Long Island entrepreneurs are tuning into an audio-only social media app they say is helping them build their business. But the app that has gained traction since it launched in March 2020 also poses some potential security risks, experts warn.
Clubhouse is a platform where users can host, lead or just listen in to discussions on various topics in virtual chat rooms, or clubs. The free app reportedly has more than 10-million weekly active users and has seen rapid growth with over 14-million downloads worldwide, according to App Annie, a mobile data and analytics provider.
A 'conference with thousands of rooms'
Nicole Penn, president of EGC Group, a Melville-based marketing and digital services firm, said Clubhouse is akin to "a large conference with thousands of rooms with different panel discussions."
The platform is good for influencers, brand ambassadors and entrepreneurs who want to get "early organic traction," Penn says, because there’s no qualification to be a panelist or to speak in a room.
Clubhouse has a certain amount of allure since you can’t just download the app and join, she says. An existing user has to send you an invite.
Penn has been an observer and has facilitated client rooms on Clubhouse, which, she says, has helped raise awareness for her client's brand.
Beth Granger, a Port Washington-based social media trainer, consultant and speaker, says the app is helping her grow her business.
Clubhouse has helped expand her network and has "gotten me clients," Granger says. She’s also hosted sessions on Clubhouse on topics including networking for introverts and LinkedIn.
The platform, she says, is "like being a fly on the wall in different conversations."
Potential security risks
But just like any fast-growth app, there are privacy concerns to consider, experts say.
When Clubhouse initially launched, it asked users to upload all their contacts, says Brian Kime, an Atlanta-based senior analyst at Forrester serving the security and risk professions.
Since March, however, Clubhouse says, users can "choose to optionally grant access to the phone numbers." Users also can invite friends by typing in their phone number.

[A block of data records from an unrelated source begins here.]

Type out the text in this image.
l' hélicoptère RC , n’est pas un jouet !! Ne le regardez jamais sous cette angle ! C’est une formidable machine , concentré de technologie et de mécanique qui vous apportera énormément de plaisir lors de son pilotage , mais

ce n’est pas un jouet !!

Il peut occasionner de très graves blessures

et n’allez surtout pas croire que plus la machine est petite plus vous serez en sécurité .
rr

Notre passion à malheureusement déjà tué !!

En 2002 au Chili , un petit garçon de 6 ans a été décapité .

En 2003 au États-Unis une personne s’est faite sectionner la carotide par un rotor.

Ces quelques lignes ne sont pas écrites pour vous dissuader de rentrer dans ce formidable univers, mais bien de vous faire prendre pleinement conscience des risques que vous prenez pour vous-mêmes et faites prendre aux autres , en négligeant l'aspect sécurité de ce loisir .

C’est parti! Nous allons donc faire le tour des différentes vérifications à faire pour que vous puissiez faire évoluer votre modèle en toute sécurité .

Still, Kime says, privacy issues exist.
While you can now invite friends without providing access to all your contacts, if another user uploads their contacts and your number is included they’ll get a recommendation to follow you when you join the app. When you follow someone you can see what rooms they are in and vice versa.
Users such as former spouses or colleagues, may not want to be tracked, Kime says.

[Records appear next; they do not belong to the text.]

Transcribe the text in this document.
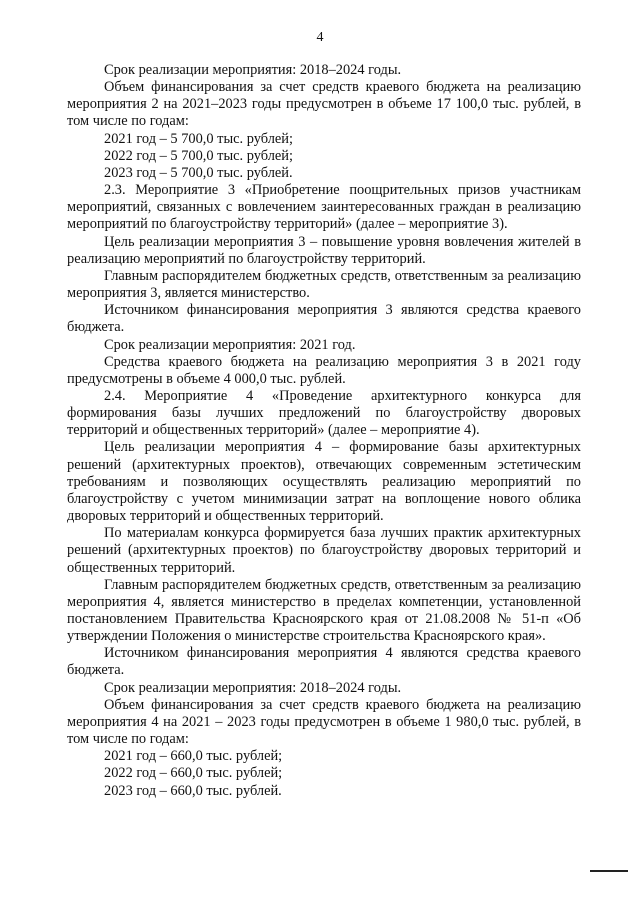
4

Срок реализации мероприятия: 2018–2024 годы.

Объем финансирования за счет средств краевого бюджета на реализацию мероприятия 2 на 2021–2023 годы предусмотрен в объеме 17 100,0 тыс. рублей, в том числе по годам:

2021 год – 5 700,0 тыс. рублей;

2022 год – 5 700,0 тыс. рублей;

2023 год – 5 700,0 тыс. рублей.

2.3. Мероприятие 3 «Приобретение поощрительных призов участникам мероприятий, связанных с вовлечением заинтересованных граждан в реализацию мероприятий по благоустройству территорий» (далее – мероприятие 3).

Цель реализации мероприятия 3 – повышение уровня вовлечения жителей в реализацию мероприятий по благоустройству территорий.

Главным распорядителем бюджетных средств, ответственным за реализацию мероприятия 3, является министерство.

Источником финансирования мероприятия 3 являются средства краевого бюджета.

Срок реализации мероприятия: 2021 год.

Средства краевого бюджета на реализацию мероприятия 3 в 2021 году предусмотрены в объеме 4 000,0 тыс. рублей.

2.4. Мероприятие 4 «Проведение архитектурного конкурса для формирования базы лучших предложений по благоустройству дворовых территорий и общественных территорий» (далее – мероприятие 4).

Цель реализации мероприятия 4 – формирование базы архитектурных решений (архитектурных проектов), отвечающих современным эстетическим требованиям и позволяющих осуществлять реализацию мероприятий по благоустройству с учетом минимизации затрат на воплощение нового облика дворовых территорий и общественных территорий.

По материалам конкурса формируется база лучших практик архитектурных решений (архитектурных проектов) по благоустройству дворовых территорий и общественных территорий.

Главным распорядителем бюджетных средств, ответственным за реализацию мероприятия 4, является министерство в пределах компетенции, установленной постановлением Правительства Красноярского края от 21.08.2008 № 51-п «Об утверждении Положения о министерстве строительства Красноярского края».

Источником финансирования мероприятия 4 являются средства краевого бюджета.

Срок реализации мероприятия: 2018–2024 годы.

Объем финансирования за счет средств краевого бюджета на реализацию мероприятия 4 на 2021 – 2023 годы предусмотрен в объеме 1 980,0 тыс. рублей, в том числе по годам:

2021 год – 660,0 тыс. рублей;

2022 год – 660,0 тыс. рублей;

2023 год – 660,0 тыс. рублей.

Kime adds that the app has the potential to attract "malevolent characters." Since the chat room is live and users can pick up background conversations, he says, users should wear a headset or earbuds to keep others from hearing surrounding conversations.

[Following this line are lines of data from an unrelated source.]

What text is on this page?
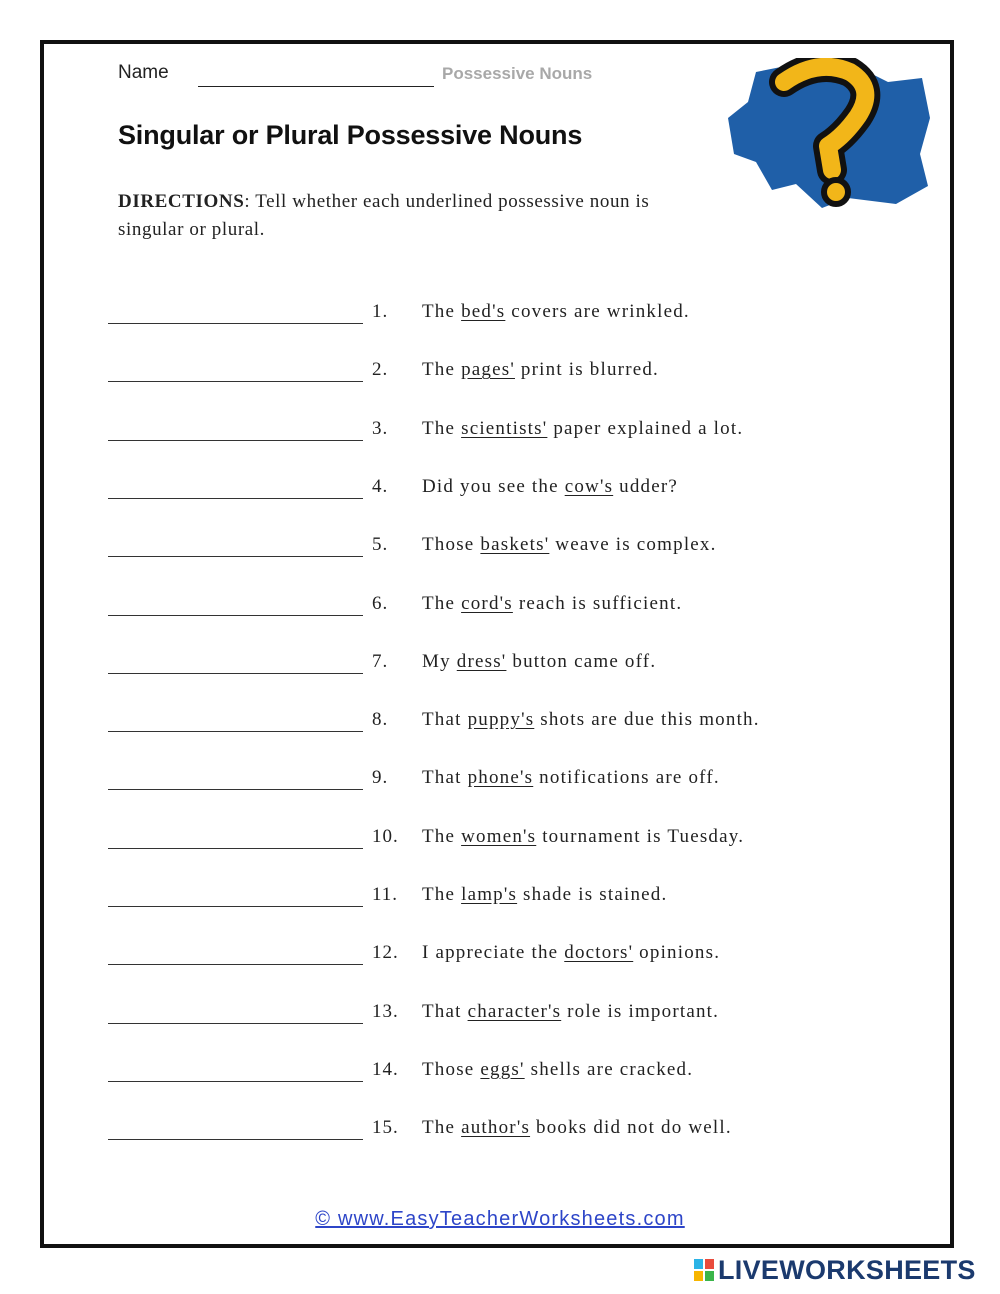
Name	Possessive Nouns
Singular or Plural Possessive Nouns
DIRECTIONS: Tell whether each underlined possessive noun is singular or plural.
1. The bed's covers are wrinkled.
2. The pages' print is blurred.
3. The scientists' paper explained a lot.
4. Did you see the cow's udder?
5. Those baskets' weave is complex.
6. The cord's reach is sufficient.
7. My dress' button came off.
8. That puppy's shots are due this month.
9. That phone's notifications are off.
10. The women's tournament is Tuesday.
11. The lamp's shade is stained.
12. I appreciate the doctors' opinions.
13. That character's role is important.
14. Those eggs' shells are cracked.
15. The author's books did not do well.
© www.EasyTeacherWorksheets.com
LIVEWORKSHEETS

Ilia Sotnikov, vice president of product management for Netwrix, an Irvine, California-based provider of information security and governance software, agrees there are security concerns.
Among them, he says, were reports that a Chinese firm was providing some of the backend infrastructure for Clubhouse. This raised concerns about whether the Chinese government could access Clubhouse users’ audio files, Sotnikov says.
Clubhouse addresses concerns
Addressing the privacy concerns, Clubhouse said it doesn't operate in China and no Clubhouse data is transmitted or stored in China. Neither can the Chinese government request the data, Clubhouse said.
In a statement, it added: "We take privacy and security seriously and work closely with experts in both fields."
Still, unlike other fast-growing players that have acknowledged early security issues including Zoom, Sotnikov says, Clubhouse "could be an interesting addition to the social media landscape if they can get their act together through better communications."
Helping build your brand
Despite security concerns, social media experts say Clubhouse can be an useful app in helping entrepreneurs build their brand. They also say it’s wise to avoid discussing private matters on the platform.
"I think of all social media as public," Granger says.
Debra Boulanger, president of The Great Do-Over Inc., a Sag Harbor-based business coach who works with corporate women making the leap to starting a service-based business, says in general, with social media, you give up a certain amount of privacy.
Boulanger started a Clubhouse club tied to her podcast, "Life After Corporate," where listeners can join her for discussions. Her advice: "Be careful who you choose to follow."
Clubhouse is accessible to anyone "claiming" to be an expert, she says. There are those "who are giving out bad business advice so pick people who match your ideals and values."
Still, Boulanger says the app has helped her connect "with several people in Clubhouse offline as either potential clients or collaborators."
• Build a strong profile with a strong use of keywords and emojis (these are all searchable);
• Link your Clubhouse profile to Twitter and Instagram to make it easy for people to contact/follow you directly;
• Host relevant rooms or co-moderate with friends and colleagues.